A customised Linux operating system based on Ubuntu 8.04 with BusyBox is used for the native interface. This was created by OpenPeak and branded for O2. On 1 April 2010, O2 launched the Joggler App Shop consisting of 13 additional applications including Google Maps, Google Calendar and YouTube. All of these additional applications were free and no further apps were added to the shop before its closure.

All official applications are written in Adobe Flash, a technique similar to that employed on the Chumby device.

When powered on, the device's EFI software displays a splash screen consisting of either the O2 logo or, less commonly, the OpenPeak logo on earlier revisions. Once booting from the 1GB internal storage has been successful a short Flash video is played, displaying an animated O2 logo on blue background. If this is the first boot, the user is asked for some registration details; otherwise the main interface is displayed.

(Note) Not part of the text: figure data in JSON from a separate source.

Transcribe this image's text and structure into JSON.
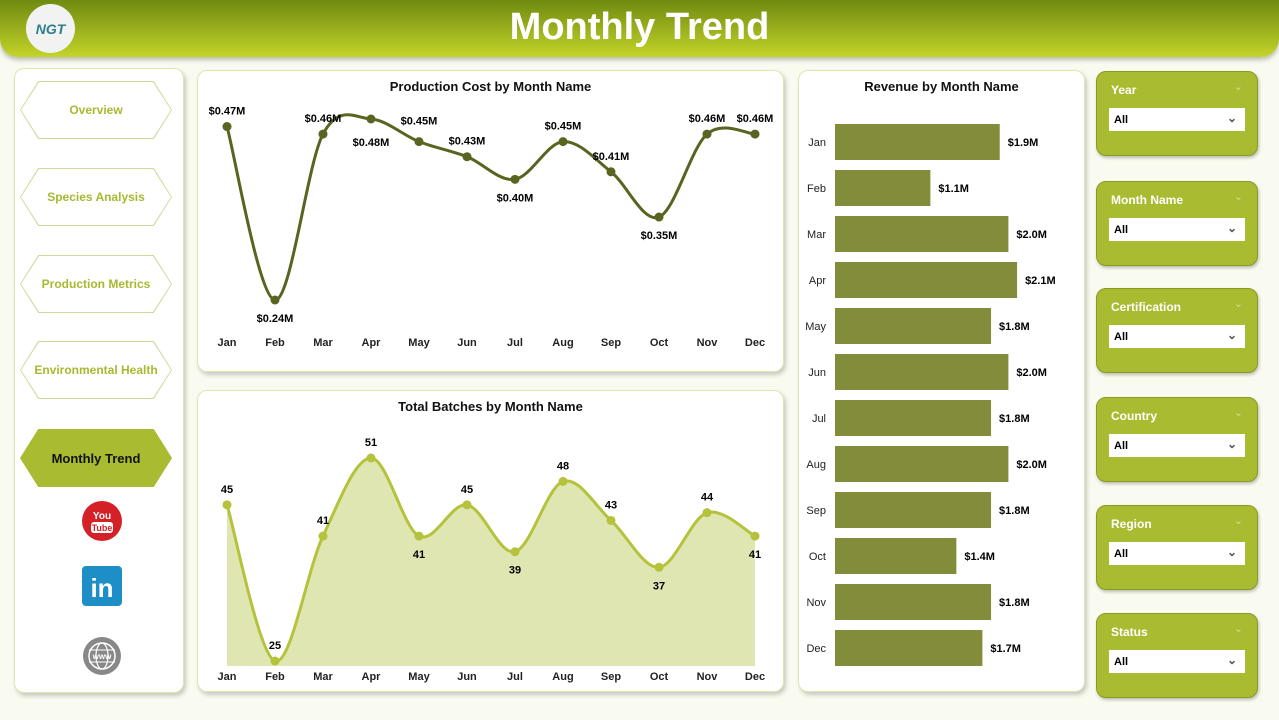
{
  "header": {
    "title": "Monthly Trend",
    "logo_text": "NGT"
  },
  "nav": {
    "items": [
      {
        "label": "Overview"
      },
      {
        "label": "Species Analysis"
      },
      {
        "label": "Production Metrics"
      },
      {
        "label": "Environmental Health"
      },
      {
        "label": "Monthly Trend",
        "active": true
      }
    ]
  },
  "social": {
    "youtube": "youtube-icon",
    "linkedin": "linkedin-icon",
    "web": "globe-icon"
  },
  "filters": [
    {
      "label": "Year",
      "value": "All"
    },
    {
      "label": "Month Name",
      "value": "All"
    },
    {
      "label": "Certification",
      "value": "All"
    },
    {
      "label": "Country",
      "value": "All"
    },
    {
      "label": "Region",
      "value": "All"
    },
    {
      "label": "Status",
      "value": "All"
    }
  ],
  "colors": {
    "accent": "#a9bb30",
    "cost_line": "#5a6420",
    "batch_line": "#b5c23c",
    "batch_area": "#dfe6b2",
    "bar": "#838c3a"
  },
  "chart_data": [
    {
      "type": "line",
      "title": "Production Cost by Month Name",
      "categories": [
        "Jan",
        "Feb",
        "Mar",
        "Apr",
        "May",
        "Jun",
        "Jul",
        "Aug",
        "Sep",
        "Oct",
        "Nov",
        "Dec"
      ],
      "values": [
        0.47,
        0.24,
        0.46,
        0.48,
        0.45,
        0.43,
        0.4,
        0.45,
        0.41,
        0.35,
        0.46,
        0.46
      ],
      "labels": [
        "$0.47M",
        "$0.24M",
        "$0.46M",
        "$0.48M",
        "$0.45M",
        "$0.43M",
        "$0.40M",
        "$0.45M",
        "$0.41M",
        "$0.35M",
        "$0.46M",
        "$0.46M"
      ],
      "unit": "$M",
      "grid": false
    },
    {
      "type": "area",
      "title": "Total Batches by Month Name",
      "categories": [
        "Jan",
        "Feb",
        "Mar",
        "Apr",
        "May",
        "Jun",
        "Jul",
        "Aug",
        "Sep",
        "Oct",
        "Nov",
        "Dec"
      ],
      "values": [
        45,
        25,
        41,
        51,
        41,
        45,
        39,
        48,
        43,
        37,
        44,
        41
      ],
      "labels": [
        "45",
        "25",
        "41",
        "51",
        "41",
        "45",
        "39",
        "48",
        "43",
        "37",
        "44",
        "41"
      ],
      "grid": false
    },
    {
      "type": "bar",
      "orientation": "horizontal",
      "title": "Revenue by Month Name",
      "categories": [
        "Jan",
        "Feb",
        "Mar",
        "Apr",
        "May",
        "Jun",
        "Jul",
        "Aug",
        "Sep",
        "Oct",
        "Nov",
        "Dec"
      ],
      "values": [
        1.9,
        1.1,
        2.0,
        2.1,
        1.8,
        2.0,
        1.8,
        2.0,
        1.8,
        1.4,
        1.8,
        1.7
      ],
      "labels": [
        "$1.9M",
        "$1.1M",
        "$2.0M",
        "$2.1M",
        "$1.8M",
        "$2.0M",
        "$1.8M",
        "$2.0M",
        "$1.8M",
        "$1.4M",
        "$1.8M",
        "$1.7M"
      ],
      "unit": "$M",
      "grid": false
    }
  ]
}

The interface consists of a home button, the date and time, a Wi-Fi indicator (if connected wirelessly) and app buttons arranged in three rows of five. If more than 15 applications are installed a scroll button is displayed, allowing the user to access the additional buttons. Additional notification icons can be displayed to the right of the home button, such as a musical note indicating that the radio app is playing in the background.

After the 'sunset update', O2 applications and branding were removed from the Joggler's operating system, replaced by the generic OpenPeak OS which features on other OpenFrame devices.